Adversarial conversational attacks run as a sustained back-and-forth: 5 to 20 exchanges (turns), each one adapting to the model's last reply.

Compliance and audit evidence

ProbeSix tests Bedrock endpoints natively via cross-account role-assumption with an external ID (no shared keys), executed in isolated, governed infrastructure. Every scan produces audit-ready evidence mapped to control references.

Scope and limits (today)

Today ProbeSix tests Bedrock (via cross-account role-assumption) and public HTTPS/REST endpoints, with Bedrock Guardrails tested on the model as deployed. Scan data is stored in eu-west-2 (London). Deeper guardrail testing (run-then-compare and ApplyGuardrail simulation) is on the roadmap.
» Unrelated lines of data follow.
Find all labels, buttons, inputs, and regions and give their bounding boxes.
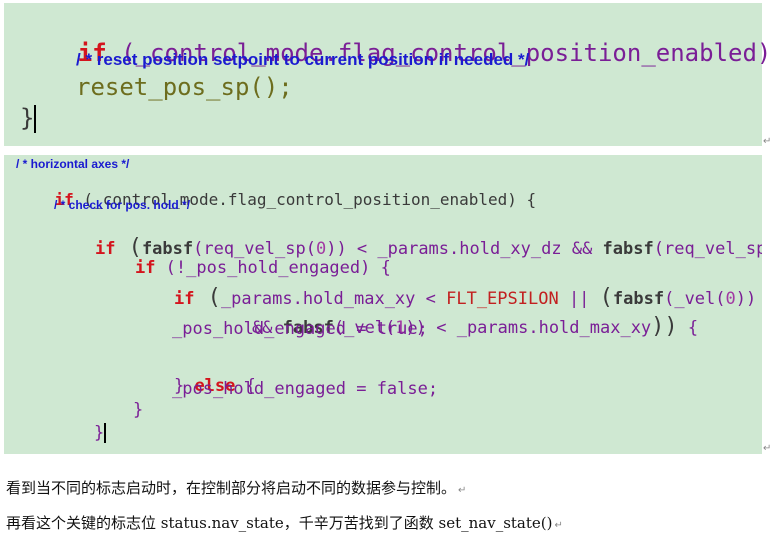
paragraph-2: 再看这个关键的标志位 status.nav_state，千辛万苦找到了函数 se… — [6, 512, 563, 533]
close-brace: } — [20, 104, 35, 132]
number: 0 — [725, 289, 736, 309]
arg-text: (req_vel_sp( — [653, 239, 762, 259]
expr-text: )) < _params.hold_max_xy — [405, 318, 652, 338]
code-line-close-outer: } — [94, 423, 106, 443]
fabsf-call: fabsf — [602, 239, 654, 259]
text-cursor — [34, 105, 36, 133]
code-line-set-true: _pos_hold_engaged = true; — [172, 319, 428, 339]
return-mark: ↵ — [554, 520, 563, 531]
paragraph-text: 再看这个关键的标志位 status.nav_state，千辛万苦找到了函数 se… — [6, 514, 553, 532]
code-comment-reset: / * reset position setpoint to current p… — [76, 50, 530, 69]
close-brace: } — [94, 423, 105, 443]
code-line-close: } — [20, 105, 36, 133]
text-cursor — [104, 423, 106, 443]
code-line-close-inner: } — [133, 400, 144, 420]
return-mark: ↵ — [763, 136, 772, 147]
paragraph-text: 看到当不同的标志启动时，在控制部分将启动不同的数据参与控制。 — [6, 479, 457, 497]
code-comment-hold: / * check for pos. hold */ — [54, 198, 191, 212]
return-mark: ↵ — [458, 485, 467, 496]
code-line-reset-call: reset_pos_sp(); — [76, 73, 293, 101]
paragraph-1: 看到当不同的标志启动时，在控制部分将启动不同的数据参与控制。 ↵ — [6, 477, 466, 498]
paren: )) — [651, 314, 678, 339]
keyword-if: if — [173, 289, 195, 309]
code-line-set-false: _pos_hold_engaged = false; — [172, 379, 439, 399]
code-block-position-reset: if (_control_mode.flag_control_position_… — [4, 3, 771, 146]
code-block-pos-hold: / * horizontal axes */ if (_control_mode… — [4, 155, 762, 454]
code-comment-axes: / * horizontal axes */ — [16, 157, 130, 171]
return-mark: ↵ — [763, 443, 772, 454]
brace: { — [677, 318, 699, 338]
expr-text: )) < _para — [735, 289, 757, 309]
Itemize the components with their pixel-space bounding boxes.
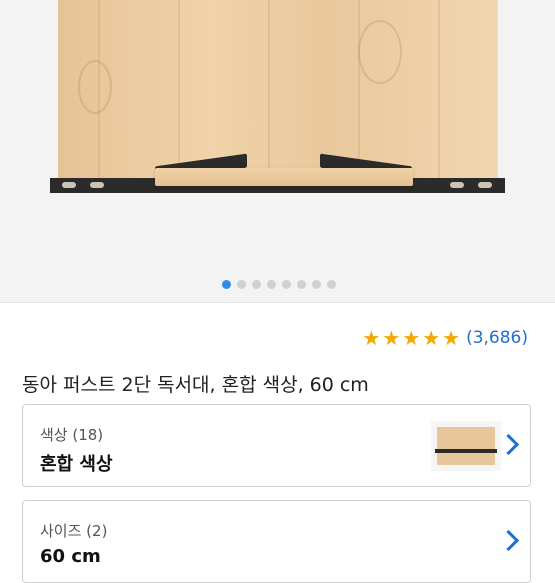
carousel-dot[interactable] <box>327 280 336 289</box>
star-icon: ★ <box>442 326 461 350</box>
carousel-indicator[interactable] <box>222 280 336 289</box>
carousel-dot[interactable] <box>312 280 321 289</box>
star-icon: ★ <box>422 326 441 350</box>
product-rating[interactable]: ★ ★ ★ ★ ★ (3,686) <box>362 328 528 348</box>
carousel-dot[interactable] <box>267 280 276 289</box>
color-option-selector[interactable]: 색상 (18) 혼합 색상 <box>22 404 531 487</box>
product-title: 동아 퍼스트 2단 독서대, 혼합 색상, 60 cm <box>22 374 369 396</box>
carousel-dot-active[interactable] <box>222 280 231 289</box>
color-option-value: 혼합 색상 <box>40 454 113 475</box>
carousel-dot[interactable] <box>237 280 246 289</box>
star-icon: ★ <box>362 326 381 350</box>
color-option-thumbnail <box>431 421 501 471</box>
color-option-label: 색상 (18) <box>40 426 104 444</box>
star-icon: ★ <box>402 326 421 350</box>
section-divider <box>0 302 555 303</box>
carousel-dot[interactable] <box>282 280 291 289</box>
size-option-value: 60 cm <box>40 546 101 567</box>
size-option-selector[interactable]: 사이즈 (2) 60 cm <box>22 500 531 583</box>
chevron-right-icon <box>497 433 520 456</box>
carousel-dot[interactable] <box>297 280 306 289</box>
star-icon: ★ <box>382 326 401 350</box>
chevron-right-icon <box>497 529 520 552</box>
carousel-dot[interactable] <box>252 280 261 289</box>
bookstand-ledge <box>155 168 413 186</box>
rating-count-link[interactable]: (3,686) <box>466 328 528 348</box>
product-image-carousel[interactable] <box>0 0 555 302</box>
bookstand-board-image <box>58 0 498 184</box>
size-option-label: 사이즈 (2) <box>40 522 108 540</box>
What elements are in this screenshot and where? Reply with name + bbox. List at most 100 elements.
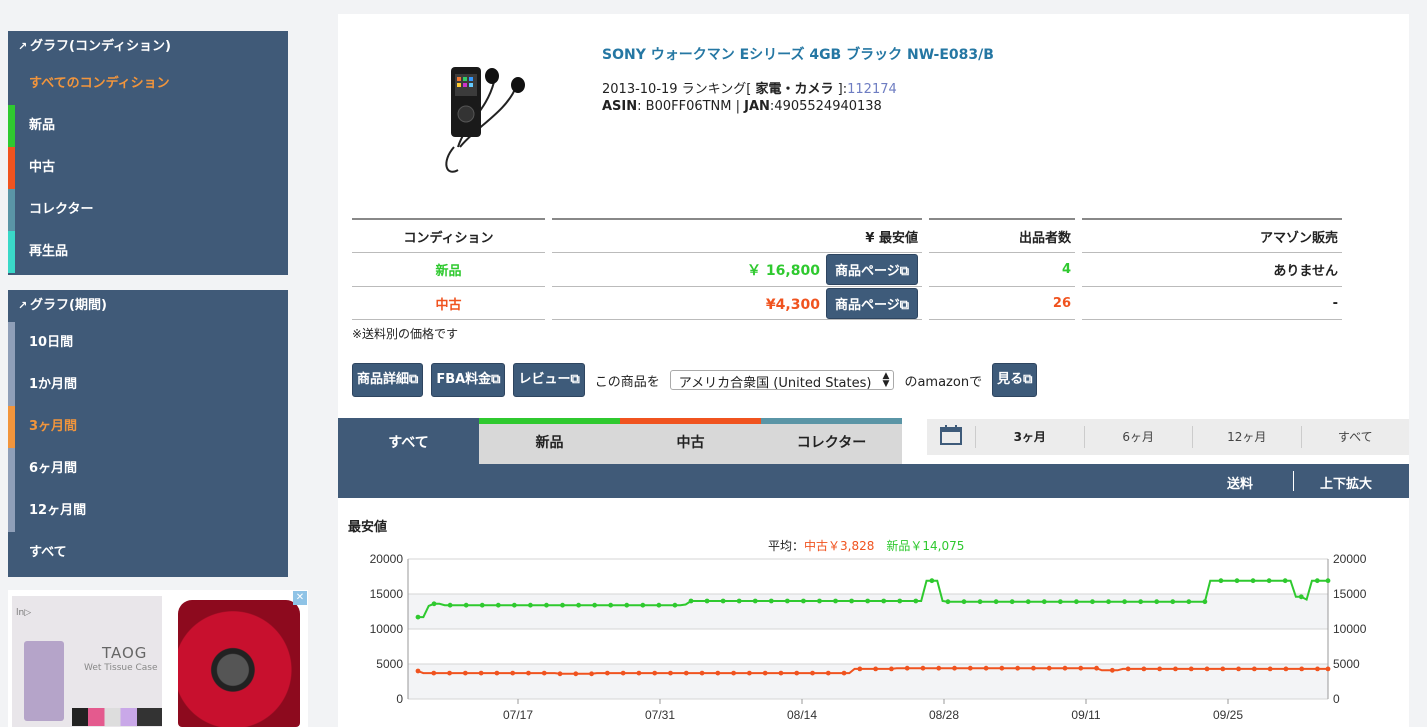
data-point: [1106, 599, 1111, 605]
sidebar-item-all-conditions[interactable]: すべてのコンディション: [8, 63, 288, 105]
advertisement[interactable]: ln▷ TAOG Wet Tissue Case ✕: [8, 590, 308, 727]
color-bar: [8, 448, 15, 490]
tab-all[interactable]: すべて: [338, 418, 479, 464]
data-point: [1220, 666, 1226, 672]
data-point: [1234, 578, 1240, 584]
data-point: [977, 599, 983, 605]
data-point: [1202, 599, 1208, 605]
fba-fee-button[interactable]: FBA料金⧉: [431, 363, 506, 397]
data-point: [431, 670, 437, 676]
product-ranking: 2013-10-19 ランキング[ 家電・カメラ ]:112174: [602, 82, 897, 97]
data-point: [873, 666, 879, 672]
y-tick-label-left: 5000: [376, 657, 403, 671]
ad-brand-text: ln▷: [16, 608, 32, 618]
tab-collector[interactable]: コレクター: [761, 418, 902, 464]
view-button[interactable]: 見る⧉: [992, 363, 1038, 397]
ad-close-icon[interactable]: ✕: [293, 591, 307, 605]
data-point: [494, 670, 500, 676]
data-point: [560, 602, 565, 608]
data-point: [778, 670, 784, 676]
data-point: [857, 666, 863, 672]
cell-price: ￥ 16,800: [747, 263, 820, 279]
sidebar-item-refurbished[interactable]: 再生品: [8, 231, 288, 273]
data-point: [1218, 578, 1224, 584]
header-seller-count: 出品者数: [929, 218, 1075, 252]
sidebar-item-collector[interactable]: コレクター: [8, 189, 288, 231]
data-point: [1325, 666, 1331, 672]
sidebar-item-new[interactable]: 新品: [8, 105, 288, 147]
cell-condition: 中古: [352, 286, 545, 320]
zoom-toggle[interactable]: 上下拡大: [1320, 473, 1372, 492]
period-tab-3months[interactable]: 3ヶ月: [975, 426, 1084, 448]
rank-link[interactable]: 112174: [847, 82, 897, 97]
ad-image-machine[interactable]: [166, 596, 308, 727]
data-point: [479, 602, 485, 608]
data-point: [731, 670, 737, 676]
sidebar-item-all-periods[interactable]: すべて: [8, 532, 288, 574]
y-tick-label-right: 10000: [1333, 622, 1367, 636]
sidebar-item-10days[interactable]: 10日間: [8, 322, 288, 364]
tab-color-bar: [761, 418, 902, 424]
y-tick-label-right: 5000: [1333, 657, 1360, 671]
sidebar-item-3months[interactable]: 3ヶ月間: [8, 406, 288, 448]
sidebar-item-1month[interactable]: 1か月間: [8, 364, 288, 406]
data-point: [668, 670, 673, 676]
header-amazon-sales: アマゾン販売: [1082, 218, 1342, 252]
data-point: [640, 602, 646, 608]
condition-tabs: すべて 新品 中古 コレクター: [338, 418, 902, 464]
color-bar: [8, 105, 15, 147]
product-page-button[interactable]: 商品ページ⧉: [825, 254, 918, 285]
external-link-icon: ⧉: [491, 372, 501, 387]
product-title[interactable]: SONY ウォークマン Eシリーズ 4GB ブラック NW-E083/B: [602, 44, 994, 64]
data-point: [1062, 665, 1068, 671]
ad-image-tissue-case[interactable]: ln▷ TAOG Wet Tissue Case: [12, 596, 162, 727]
data-point: [752, 598, 758, 604]
external-link-icon: ⧉: [899, 297, 909, 313]
data-point: [1090, 599, 1095, 605]
data-point: [656, 602, 662, 608]
data-point: [478, 670, 484, 676]
data-point: [624, 602, 630, 608]
x-tick-label: 08/28: [929, 708, 959, 722]
data-point: [1314, 578, 1320, 584]
data-point: [762, 670, 768, 676]
cell-condition: 新品: [352, 252, 545, 286]
period-tabs: 3ヶ月 6ヶ月 12ヶ月 すべて: [927, 419, 1409, 455]
cell-sellers: 4: [929, 252, 1075, 286]
shipping-toggle[interactable]: 送料: [1227, 473, 1253, 492]
data-point: [881, 598, 887, 604]
y-tick-label-right: 0: [1333, 692, 1340, 706]
tab-new[interactable]: 新品: [479, 418, 620, 464]
sidebar-item-used[interactable]: 中古: [8, 147, 288, 189]
period-tab-all[interactable]: すべて: [1300, 426, 1410, 448]
data-point: [1138, 599, 1144, 605]
data-point: [1299, 666, 1305, 672]
data-point: [1041, 599, 1047, 605]
y-tick-label-right: 15000: [1333, 587, 1367, 601]
data-point: [495, 602, 501, 608]
cell-price: ¥4,300: [765, 296, 820, 313]
product-page-button[interactable]: 商品ページ⧉: [825, 287, 918, 319]
sidebar-item-12months[interactable]: 12ヶ月間: [8, 490, 288, 532]
data-point: [993, 599, 999, 605]
sidebar-item-6months[interactable]: 6ヶ月間: [8, 448, 288, 490]
condition-filter-panel: ↗ グラフ(コンディション) すべてのコンディション 新品 中古 コレクター 再生…: [8, 31, 288, 275]
period-tab-6months[interactable]: 6ヶ月: [1083, 426, 1193, 448]
country-select[interactable]: アメリカ合衆国 (United States) ▲ ▼: [669, 370, 895, 391]
product-image[interactable]: [436, 52, 532, 177]
tab-used[interactable]: 中古: [620, 418, 761, 464]
data-point: [1283, 666, 1289, 672]
x-tick-label: 08/14: [787, 708, 817, 722]
product-details-button[interactable]: 商品詳細⧉: [352, 363, 424, 397]
table-row: 中古 ¥4,300 商品ページ⧉ 26 -: [352, 286, 1342, 320]
data-point: [1250, 578, 1256, 584]
header-lowest-price: ¥ 最安値: [552, 218, 922, 252]
condition-price-table: コンディション ¥ 最安値 出品者数 アマゾン販売 新品 ￥ 16,800 商品ペ…: [345, 218, 1349, 320]
data-point: [1170, 599, 1176, 605]
data-point: [1204, 666, 1210, 672]
data-point: [833, 598, 838, 604]
color-bar: [8, 322, 15, 364]
review-button[interactable]: レビュー⧉: [513, 363, 585, 397]
product-toolbar: 商品詳細⧉ FBA料金⧉ レビュー⧉ この商品を アメリカ合衆国 (United…: [352, 362, 1038, 398]
period-tab-12months[interactable]: 12ヶ月: [1192, 426, 1301, 448]
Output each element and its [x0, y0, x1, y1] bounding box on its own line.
See the capability data sheet for full scope, data residency and roadmap.

Better together

ProbeSix puts the model as deployed behind your Bedrock guardrails (Automated Reasoning included) under adversarial pressure and hands back audit-ready evidence.

AWS positions Bedrock Automated Reasoning (a Bedrock Guardrails policy, generally available August 2025) as verifying the factual accuracy of model outputs at runtime using formal logic, citing up to 99% verification accuracy. That is the correctness axis. ProbeSix is the complementary security-and-robustness axis.